Para piorar a situação, furtos aconteceram. Um indivíduo, de 34 anos, foi preso, após ter arrombado uma residência e separado pertences para consumar o crime. O homem, inclusive, quebrou uma das camas infantis da casa e colocou fogo na lareira. Quando a polícia chegou, ele estava deitado no sofá.
Moradores pretendem criar uma associação dos atingidos
Como uma forma de se organizarem para buscar respostas, os moradores se reuniram, na noite da terça-feira, dia 14. O intuito é criar uma associação dos atingidos, para que possam acompanhar o andamento de todos os trâmites que envolvam o futuro da área.
“A proposta não é buscar culpados, pois a gente sabe que isso é uma fatalidade, mas que a gente consiga pleitear junto com os órgãos governamentais e também acompanhar os projetos e verbas que virão ao encontro da nossa necessidade diante dessa calamidade que aconteceu conosco”, aponta Lenira Fetzner.

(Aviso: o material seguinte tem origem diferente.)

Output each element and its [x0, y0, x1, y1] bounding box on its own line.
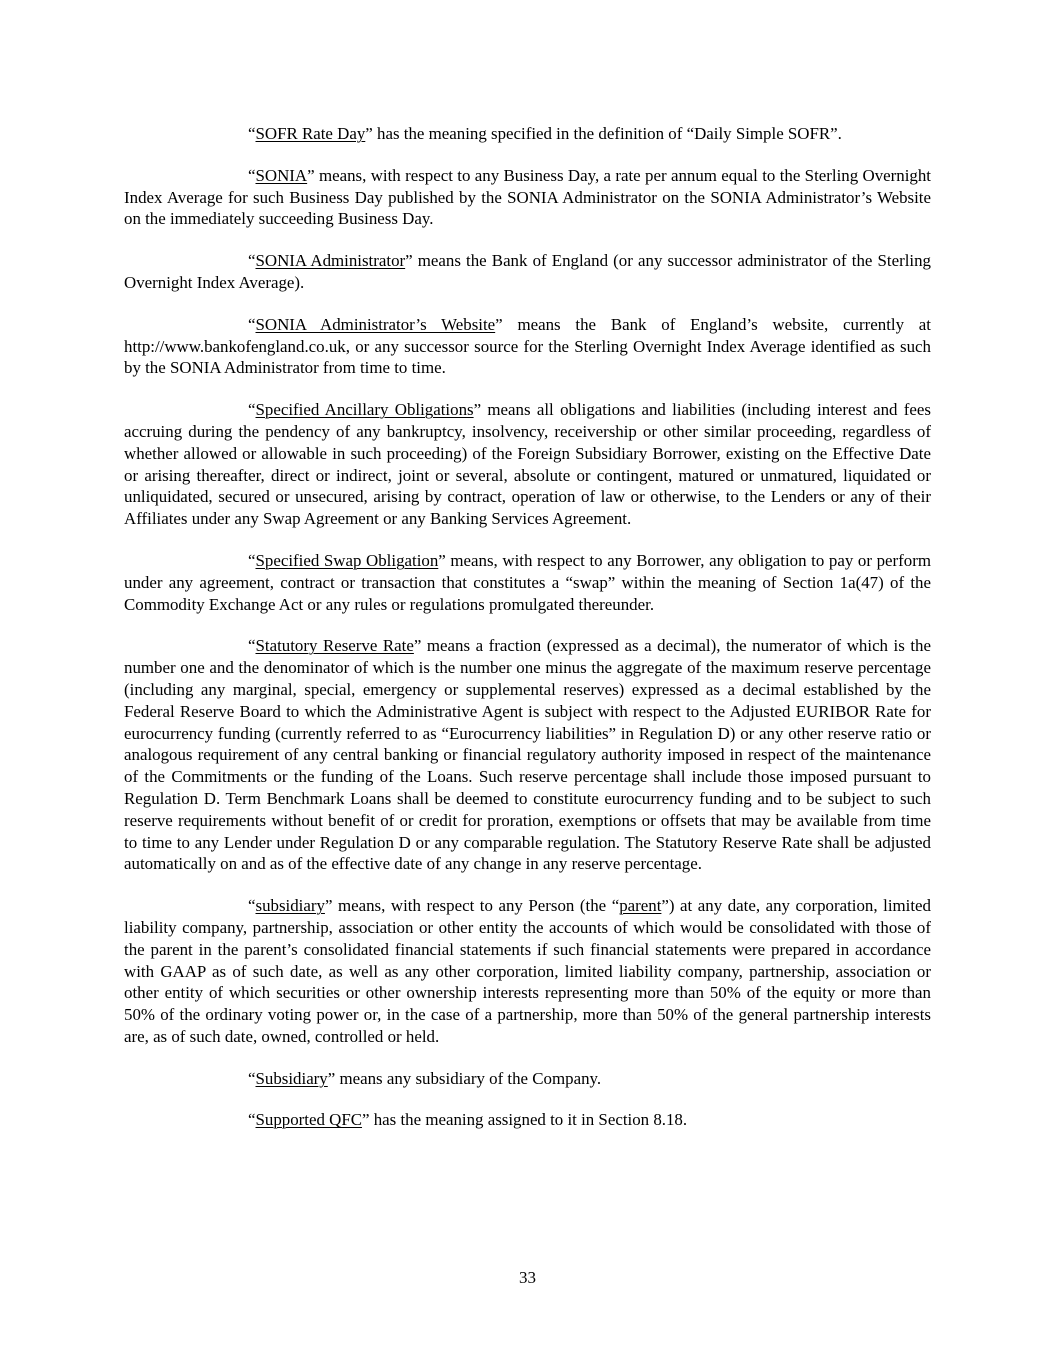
open-quote: “ [248, 636, 256, 656]
definition-text: ”) at any date, any corporation, limited liability company, partnership, association or other entity the accounts of which would be consolidated with those of the parent in the parent’s consolidated financial statements if such financial statements were prepared in accordance with GAAP as of such date, as well as any other corporation, limited liability company, partnership, association or other entity of which securities or other ownership interests representing more than 50% of the equity or more than 50% of the ordinary voting power or, in the case of a partnership, more than 50% of the general partnership interests are, as of such date, owned, controlled or held. [124, 896, 931, 1046]
defined-term: SONIA [255, 165, 308, 185]
open-quote: “ [248, 1110, 256, 1130]
defined-term: Supported QFC [255, 1110, 363, 1130]
definition-text: ” means the Bank of England (or any successor administrator of the Sterling Overnight Index Average). [124, 251, 931, 292]
definition-text: ” means, with respect to any Person (the “ [324, 896, 620, 916]
open-quote: “ [248, 165, 256, 185]
definition-statutory-reserve-rate [124, 635, 931, 875]
definition-sofr-rate-day [124, 123, 931, 145]
definition-text: ” means a fraction (expressed as a decimal), the numerator of which is the number one and the denominator of which is the number one minus the aggregate of the maximum reserve percentage (including any marginal, special, emergency or supplemental reserves) expressed as a decimal established by the Federal Reserve Board to which the Administrative Agent is subject with respect to the Adjusted EURIBOR Rate for eurocurrency funding (currently referred to as “Eurocurrency liabilities” in Regulation D) or any other reserve ratio or analogous requirement of any central banking or financial regulatory authority imposed in respect of the maintenance of the Commitments or the funding of the Loans. Such reserve percentage shall include those imposed pursuant to Regulation D. Term Benchmark Loans shall be deemed to constitute eurocurrency funding and to be subject to such reserve requirements without benefit of or credit for proration, exemptions or offsets that may be available from time to time to any Lender under Regulation D or any comparable regulation. The Statutory Reserve Rate shall be adjusted automatically on and as of the effective date of any change in any reserve percentage. [124, 636, 931, 874]
defined-term-parent: parent [619, 896, 662, 916]
definition-specified-ancillary-obligations [124, 399, 931, 530]
open-quote: “ [248, 251, 256, 271]
document-page [124, 123, 931, 1151]
defined-term: Subsidiary [255, 1068, 328, 1088]
open-quote: “ [248, 400, 256, 420]
definition-sonia [124, 165, 931, 230]
defined-term: Statutory Reserve Rate [255, 636, 414, 656]
definition-subsidiary [124, 1068, 931, 1090]
definition-text: ” means any subsidiary of the Company. [327, 1068, 602, 1088]
open-quote: “ [248, 896, 256, 916]
definition-text: ” means, with respect to any Borrower, any obligation to pay or perform under any agreement, contract or transaction that constitutes a “swap” within the meaning of Section 1a(47) of the Commodity Exchange Act or any rules or regulations promulgated thereunder. [124, 550, 932, 614]
open-quote: “ [248, 550, 256, 570]
definition-specified-swap-obligation [124, 550, 931, 615]
open-quote: “ [248, 314, 256, 334]
definition-text: ” means all obligations and liabilities (including interest and fees accruing during the pendency of any bankruptcy, insolvency, receivership or other similar proceeding, regardless of whether allowed or allowable in such proceeding) of the Foreign Subsidiary Borrower, existing on the Effective Date or arising thereafter, direct or indirect, joint or several, absolute or contingent, matured or unmatured, liquidated or unliquidated, secured or unsecured, arising by contract, operation of law or otherwise, to the Lenders or any of their Affiliates under any Swap Agreement or any Banking Services Agreement. [124, 400, 931, 529]
defined-term: SOFR Rate Day [255, 124, 366, 143]
defined-term: SONIA Administrator’s Website [255, 314, 496, 334]
definition-sonia-administrator [124, 250, 931, 294]
defined-term: subsidiary [255, 896, 325, 916]
defined-term: SONIA Administrator [255, 251, 406, 271]
definition-supported-qfc [124, 1109, 931, 1131]
definition-text: ” has the meaning assigned to it in Section 8.18. [362, 1110, 688, 1130]
open-quote: “ [248, 124, 256, 143]
defined-term: Specified Ancillary Obligations [255, 400, 474, 420]
definition-text: ” has the meaning specified in the definition of “Daily Simple SOFR”. [365, 124, 842, 143]
defined-term: Specified Swap Obligation [255, 550, 439, 570]
definition-text: ” means the Bank of England’s website, currently at http://www.bankofengland.co.uk, or any successor source for the Sterling Overnight Index Average identified as such by the SONIA Administrator from time to time. [124, 314, 931, 378]
definition-sonia-administrators-website [124, 314, 931, 379]
open-quote: “ [248, 1068, 256, 1088]
definition-subsidiary-lowercase [124, 895, 931, 1048]
page-number: 33 [519, 1268, 536, 1287]
definition-text: ” means, with respect to any Business Day, a rate per annum equal to the Sterling Overnight Index Average for such Business Day published by the SONIA Administrator on the SONIA Administrator’s Website on the immediately succeeding Business Day. [124, 165, 931, 229]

Ela relata que a falta de respostas é um complicador. “É uma luz no fim do túnel, que a gente não tem. Não sabemos de nada”, pondera. “A casa da minha irmã caiu, ela tinha aluguéis. E hoje ela vai ter que pagar aluguel. Ela perdeu tudo. Não são só coisas materiais, é uma história. Ela tem 73 anos. Isso é triste, ela não tem forças para recomeçar”, complementa.
“Eu vou viver do que?”
Quem morava na Guilherme Dal Ri há quase 60 é a dona Eronita de Souza Martins, de 75 anos. Das três casas construídas em seu lote, uma desabou e as outras estão com a estrutura condenada. “Eu não tenho condições. Tinha uma casinha de aluguel e os inquilinos tiveram que sair. Eu vou viver do quê? Eu gasto quase R$ 800 de farmácia”, revela.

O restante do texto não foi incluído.